A sessão ordinária da Câmara Municipal de Curitiba nesta quarta-feira (5 de agosto de 2026) foi marcada por tensão durante o debate de um projeto de lei sobre pessoas em situação de rua. A vereadora Tathiana Guzella (PL) questionou a colega Vanda de Assis (PT) sobre o motivo de não retornar à cidade onde nasceu, no Ceará. Vanda de Assis classificou a declaração como xenofóbica. O presidente da sessão interrompeu a fala de Guzella. Posteriormente, a vereadora do PT protocolou representação no Ministério Público Federal e a vereadora do PL registrou boletim de ocorrência.

O episódio no plenário

O momento ocorreu no debate do Projeto de Lei de autoria do vereador João Bettega (PL), que institui a Política de Cadastro Municipal de Pessoas em Situação de Rua em Curitiba. O texto conta com apoio de Tathiana Guzella.

Vanda de Assis foi a primeira a se manifestar sobre a proposta. Enquanto discursava na tribuna, Tathiana Guzella solicitou um aparte e, de seu assento, dirigiu-se à colega:

“Vereadora, você é de Campos Sales, no Ceará?”

“Eu sou de Campos Sales, no Ceará”, respondeu Vanda.

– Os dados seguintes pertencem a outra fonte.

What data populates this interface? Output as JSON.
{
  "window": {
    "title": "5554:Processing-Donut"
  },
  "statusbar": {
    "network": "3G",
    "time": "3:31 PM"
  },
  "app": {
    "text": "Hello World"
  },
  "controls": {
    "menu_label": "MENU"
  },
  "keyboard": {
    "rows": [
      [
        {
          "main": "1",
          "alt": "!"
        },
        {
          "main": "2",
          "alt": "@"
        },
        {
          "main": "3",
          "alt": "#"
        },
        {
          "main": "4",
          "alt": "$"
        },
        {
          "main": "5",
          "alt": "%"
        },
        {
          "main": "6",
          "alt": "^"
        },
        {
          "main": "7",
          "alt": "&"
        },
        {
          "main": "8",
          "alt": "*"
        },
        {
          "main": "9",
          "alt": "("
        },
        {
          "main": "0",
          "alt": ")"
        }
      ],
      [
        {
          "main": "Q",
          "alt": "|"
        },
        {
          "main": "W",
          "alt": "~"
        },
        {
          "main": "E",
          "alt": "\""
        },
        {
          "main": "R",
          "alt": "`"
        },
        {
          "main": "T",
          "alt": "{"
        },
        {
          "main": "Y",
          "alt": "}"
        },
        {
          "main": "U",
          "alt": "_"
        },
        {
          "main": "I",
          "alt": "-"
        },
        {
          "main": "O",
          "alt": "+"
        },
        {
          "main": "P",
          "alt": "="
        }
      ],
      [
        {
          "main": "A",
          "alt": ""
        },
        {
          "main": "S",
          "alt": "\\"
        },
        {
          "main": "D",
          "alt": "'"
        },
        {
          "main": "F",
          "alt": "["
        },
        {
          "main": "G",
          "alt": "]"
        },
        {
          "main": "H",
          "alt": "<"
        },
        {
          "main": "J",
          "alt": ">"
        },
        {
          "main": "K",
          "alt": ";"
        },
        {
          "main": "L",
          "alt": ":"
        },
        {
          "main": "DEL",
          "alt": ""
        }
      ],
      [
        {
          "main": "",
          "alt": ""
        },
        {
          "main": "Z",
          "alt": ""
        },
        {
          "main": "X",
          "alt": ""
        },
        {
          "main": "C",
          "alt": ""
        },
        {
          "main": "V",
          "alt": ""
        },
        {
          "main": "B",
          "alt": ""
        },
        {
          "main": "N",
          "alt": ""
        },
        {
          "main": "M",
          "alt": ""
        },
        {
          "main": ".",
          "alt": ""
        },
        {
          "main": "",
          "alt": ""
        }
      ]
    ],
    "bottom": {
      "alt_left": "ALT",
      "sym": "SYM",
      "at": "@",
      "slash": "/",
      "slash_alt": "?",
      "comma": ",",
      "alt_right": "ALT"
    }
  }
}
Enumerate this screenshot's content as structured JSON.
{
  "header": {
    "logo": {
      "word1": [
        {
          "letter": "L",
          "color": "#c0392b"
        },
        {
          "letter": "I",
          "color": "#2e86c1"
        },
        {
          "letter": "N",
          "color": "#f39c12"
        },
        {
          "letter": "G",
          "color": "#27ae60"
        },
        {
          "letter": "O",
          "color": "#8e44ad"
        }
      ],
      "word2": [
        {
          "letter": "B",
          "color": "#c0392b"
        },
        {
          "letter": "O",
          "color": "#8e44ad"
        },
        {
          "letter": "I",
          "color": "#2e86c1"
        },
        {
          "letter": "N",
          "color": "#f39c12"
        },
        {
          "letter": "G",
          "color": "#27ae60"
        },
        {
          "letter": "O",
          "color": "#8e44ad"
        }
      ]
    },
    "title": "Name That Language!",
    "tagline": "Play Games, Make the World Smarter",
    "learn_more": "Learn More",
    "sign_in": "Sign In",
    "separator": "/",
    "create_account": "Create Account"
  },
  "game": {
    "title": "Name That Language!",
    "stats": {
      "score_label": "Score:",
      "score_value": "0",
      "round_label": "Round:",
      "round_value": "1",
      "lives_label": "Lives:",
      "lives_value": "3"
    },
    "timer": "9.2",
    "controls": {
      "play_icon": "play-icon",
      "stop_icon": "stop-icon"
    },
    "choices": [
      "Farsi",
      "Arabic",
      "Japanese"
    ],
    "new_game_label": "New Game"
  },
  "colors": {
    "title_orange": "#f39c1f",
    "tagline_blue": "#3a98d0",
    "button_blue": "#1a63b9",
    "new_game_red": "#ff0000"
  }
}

Tathiana continuou: “Se a senhora gosta tanto de elogiar o PT, a atuação do PT, dos partidos correlatos ao PT. Por que a senhora não volta para o Ceará? Por que a senhora veio para cá? A senhora nasceu lá, mas veio encher o saco aqui.”

Vanda de Assis rebateu imediatamente, classificando a fala como xenofobia e afirmando que se trata de crime. O vereador Leonidas Dias (Podemos), que presidia os trabalhos, desligou o microfone de Tathiana Guzella e informou que ela poderia se inscrever para se manifestar posteriormente.

Desdobramentos

Após a sessão, Vanda de Assis informou que protocolou representação de notícia-crime no Ministério Público Federal (MPF) por xenofobia. Ela também tentou registrar ocorrência junto à Polícia Militar, mas afirmou que nenhuma equipe se deslocou até a Câmara.

Tathiana Guzella registrou boletim de ocorrência por suposto crime contra a honra. Em nota e em vídeo divulgado nas redes sociais, a vereadora do PL afirmou que a fala foi tirada de contexto após ser impedida de concluir o raciocínio. Segundo ela, a intenção era sugerir que Vanda constatasse no Ceará que a política de esquerda que defende “não deu certo”. Tathiana destacou ainda ser migrante de Santa Catarina e que defende o povo nordestino.

Quem são as vereadoras

Vanda de Assis (Antonia Vandecia de Assis) é natural de Campos Sales (CE), reside em Curitiba há cerca de 30 anos e foi eleita em 2024 para o primeiro mandato, com 5.006 votos. Ela se apresenta como a primeira vereadora nordestina eleita na capital paranaense.

Tathiana Guzella (Tathiana Laiz Guzella), conhecida como Delegada Tathiana, é natural de Caçador (SC). Foi eleita em 2024 pelo União Brasil (12.515 votos) e migrou para o PL em 2026. É delegada da Polícia Civil e está em seu primeiro mandato.

O episódio foi registrado na transmissão oficial da sessão da Câmara Municipal de Curitiba e repercutiu em veículos de imprensa, entre eles G1, Folha de S. Paulo, Gazeta do Povo, Metrópoles e Correio Braziliense. Até a publicação desta matéria, a Câmara Municipal de Curitiba não havia recebido representação formal sobre o caso, segundo informações divulgadas pela própria Casa.